Wednesday, February 6, 2013

The Pipes of PAN

The estimable Mr. Kieft
The Print Archive Network (PAN) Forum began in 2007 as an informal meeting of a few people interested in the fate of print collections in a digital age. Conceived by Bob Kieft, College Librarian at Occidental College and a long-time writer and speaker on shared print monographs, PAN meetings were initially supported by LYRASIS and subsequently by the Center for Research Libraries (CRL). Bob's idea has clearly struck a chord among academic libraries. The PAN meetings, customarily held on the Friday morning before each ALA and still chaired by the estimable Mr. Kieft, have grown steadily in attendance and agenda.

In Seattle two weeks ago, 70-80 people attended a 3-hour session that called to mind some new type of Big Heads meeting. There were even round-robin reports distributed in advance by ASERL, University of California's Shared Print program, University of Florida/FLARE, Maine Shared Collection Strategy, Connect New York, and others. A compilation of these reports and a selection of presentations are available at the PAN website, hosted by CRL. They are well worth some time for anyone interested in shared print activities. A few highlights follow.

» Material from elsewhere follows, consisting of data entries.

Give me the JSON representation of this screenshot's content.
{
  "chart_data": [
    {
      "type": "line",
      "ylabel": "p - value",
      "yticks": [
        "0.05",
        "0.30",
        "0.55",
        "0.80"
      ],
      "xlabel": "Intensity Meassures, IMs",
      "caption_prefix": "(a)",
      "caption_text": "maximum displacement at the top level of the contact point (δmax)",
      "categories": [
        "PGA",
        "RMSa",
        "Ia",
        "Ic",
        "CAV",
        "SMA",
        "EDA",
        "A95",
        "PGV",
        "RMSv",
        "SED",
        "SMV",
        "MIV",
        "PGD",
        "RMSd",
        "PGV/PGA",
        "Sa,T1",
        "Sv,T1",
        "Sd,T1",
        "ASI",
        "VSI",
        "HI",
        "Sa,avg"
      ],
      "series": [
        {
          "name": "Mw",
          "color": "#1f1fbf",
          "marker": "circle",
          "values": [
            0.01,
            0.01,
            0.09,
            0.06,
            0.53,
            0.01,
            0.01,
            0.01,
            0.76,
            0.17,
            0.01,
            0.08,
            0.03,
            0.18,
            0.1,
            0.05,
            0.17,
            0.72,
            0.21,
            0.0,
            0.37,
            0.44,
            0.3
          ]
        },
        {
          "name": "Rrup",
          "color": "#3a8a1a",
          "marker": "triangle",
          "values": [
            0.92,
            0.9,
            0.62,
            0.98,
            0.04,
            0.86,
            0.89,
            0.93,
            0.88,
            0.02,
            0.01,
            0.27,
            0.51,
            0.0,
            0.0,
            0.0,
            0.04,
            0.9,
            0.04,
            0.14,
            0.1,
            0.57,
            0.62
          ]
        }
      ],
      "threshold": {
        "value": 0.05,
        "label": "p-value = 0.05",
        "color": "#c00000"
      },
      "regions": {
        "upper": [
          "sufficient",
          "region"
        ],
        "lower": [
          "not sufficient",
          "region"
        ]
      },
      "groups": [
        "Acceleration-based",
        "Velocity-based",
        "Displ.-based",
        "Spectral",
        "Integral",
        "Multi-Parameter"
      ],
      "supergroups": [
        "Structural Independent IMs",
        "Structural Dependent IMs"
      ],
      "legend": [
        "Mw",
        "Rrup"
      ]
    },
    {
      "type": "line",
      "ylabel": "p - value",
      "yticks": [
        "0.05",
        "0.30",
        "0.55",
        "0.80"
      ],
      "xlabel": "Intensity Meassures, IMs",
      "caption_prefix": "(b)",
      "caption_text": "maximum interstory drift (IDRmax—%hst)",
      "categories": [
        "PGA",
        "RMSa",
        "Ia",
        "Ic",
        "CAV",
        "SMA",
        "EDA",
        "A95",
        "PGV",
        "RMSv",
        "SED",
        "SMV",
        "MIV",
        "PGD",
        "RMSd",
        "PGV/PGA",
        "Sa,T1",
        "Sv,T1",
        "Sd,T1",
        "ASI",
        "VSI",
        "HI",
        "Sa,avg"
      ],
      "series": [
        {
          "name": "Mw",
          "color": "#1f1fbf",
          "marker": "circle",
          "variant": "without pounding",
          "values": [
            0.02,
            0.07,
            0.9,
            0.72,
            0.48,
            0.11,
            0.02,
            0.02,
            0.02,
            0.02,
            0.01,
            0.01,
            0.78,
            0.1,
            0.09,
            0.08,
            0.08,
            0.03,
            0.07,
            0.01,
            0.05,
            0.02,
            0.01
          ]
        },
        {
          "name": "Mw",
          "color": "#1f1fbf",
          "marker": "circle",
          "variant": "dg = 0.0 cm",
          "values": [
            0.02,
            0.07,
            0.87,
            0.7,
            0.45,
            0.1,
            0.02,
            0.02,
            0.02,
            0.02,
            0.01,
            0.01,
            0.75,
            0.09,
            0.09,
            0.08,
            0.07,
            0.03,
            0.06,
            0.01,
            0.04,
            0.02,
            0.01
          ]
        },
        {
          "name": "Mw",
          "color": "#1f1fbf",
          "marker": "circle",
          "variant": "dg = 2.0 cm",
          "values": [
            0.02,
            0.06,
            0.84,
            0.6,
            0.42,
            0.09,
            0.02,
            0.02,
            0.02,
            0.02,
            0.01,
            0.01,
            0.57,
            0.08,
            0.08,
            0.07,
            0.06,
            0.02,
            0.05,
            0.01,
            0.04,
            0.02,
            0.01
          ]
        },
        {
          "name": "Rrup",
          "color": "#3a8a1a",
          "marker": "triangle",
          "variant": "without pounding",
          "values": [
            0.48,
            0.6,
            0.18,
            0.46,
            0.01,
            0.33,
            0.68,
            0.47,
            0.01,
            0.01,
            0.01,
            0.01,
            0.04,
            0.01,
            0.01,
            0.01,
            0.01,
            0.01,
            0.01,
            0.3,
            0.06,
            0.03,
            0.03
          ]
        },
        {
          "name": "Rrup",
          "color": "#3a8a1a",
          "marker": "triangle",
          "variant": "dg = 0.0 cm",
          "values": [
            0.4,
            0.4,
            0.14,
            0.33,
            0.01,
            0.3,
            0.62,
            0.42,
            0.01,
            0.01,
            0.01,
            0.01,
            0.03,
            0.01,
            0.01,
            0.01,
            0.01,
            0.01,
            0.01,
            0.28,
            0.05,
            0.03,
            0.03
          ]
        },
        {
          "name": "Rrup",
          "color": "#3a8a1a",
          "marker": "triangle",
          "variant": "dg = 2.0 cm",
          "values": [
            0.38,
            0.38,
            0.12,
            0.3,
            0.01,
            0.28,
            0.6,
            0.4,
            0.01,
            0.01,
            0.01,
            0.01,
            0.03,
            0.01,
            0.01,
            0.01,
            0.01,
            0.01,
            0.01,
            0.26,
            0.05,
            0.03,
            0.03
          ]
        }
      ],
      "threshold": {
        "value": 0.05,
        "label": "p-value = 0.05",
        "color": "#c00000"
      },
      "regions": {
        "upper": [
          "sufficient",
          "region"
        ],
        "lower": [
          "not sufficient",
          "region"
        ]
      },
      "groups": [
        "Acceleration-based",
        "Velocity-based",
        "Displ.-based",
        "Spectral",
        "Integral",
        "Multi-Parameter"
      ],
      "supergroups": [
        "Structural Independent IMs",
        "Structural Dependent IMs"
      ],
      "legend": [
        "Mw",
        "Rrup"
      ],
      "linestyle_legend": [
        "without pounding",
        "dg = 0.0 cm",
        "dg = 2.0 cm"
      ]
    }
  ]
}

This meeting's theme was 'Data & Tools for Print Archiving' and included presentations from:
  • COPPUL (Council of Prairie and Pacific University Libraries), a group of 20 Canadian libraries working on shared print under a 'light governance agreement.' The group initially focused on 1,700 low-risk journal titles to build trust and develop techniques.
  • GWLA (Greater Western Library Alliance), with 33 members (mostly ARLs) is looking to develop a batch approach to identifying, sharing, and carefully reducing some of its 90 million combined volumes.
  • California State University (represented by Rick Lugg of SCS, CSU's vendor partner for collection analysis) reported on its 'Libraries of the Future' Task Force, a Chancellor's Office initiative looking at (among other things) system-wide management of print collections.  The first phase of data analysis, which involved 6 libraries and 3.7 million monograph records, was completed in October and is being reviewed.
  • OCLC's Kathryn Harnish brought the group up to date on plans for a new version of WorldCat Collection Analysis, with a focus on 'machine access to pre-processed comparison data.'
  • SCELC (Statewide California Electronic Library Consortium) has begun a shared print preservation project involving 57 libraries and 2.2 million book records.SCELC plans to host and manage the data on behalf of its members.
  • ASERL (Association of Southeastern Research Libraries), working with the University of Florida, has developed two tools for managing tangible Government Document collections: a Disposition Database and a Gap Analysis tool. Both are open-source and available to other libraries.
  • Lizanne Payne, on behalf of OCLC, CDL, and WEST, described progress on metadata guidelines for print archiving, and in particular the use of the MARC 583 Action Note. All libraries in print archiving programs are encouraged (at minimum) to use this field to communicate retention commitments.
  • CRL (Center for Research Libraries) highlighted the need to review archived journal issues for completeness and condition, and demonstrated the high level of detail needed to resolve inconsistencies in holdings records and to perform issue-level validation. The CRLJSTOR Print Archive Tool was also demonstrated. Print archiving tools need to be developed for mobile platforms.
  • CIC (Committee on Insitutional Cooperation) reported on its journals and Government Documents initiatives. They also plan to begin work on monographs, beginning with Ohio State, using the OCLC 'mega-regions' analysis as a framework.
We really are an acronym-happy lot, aren't we? Regardless, when next the pipes are calling, follow where they go ;-).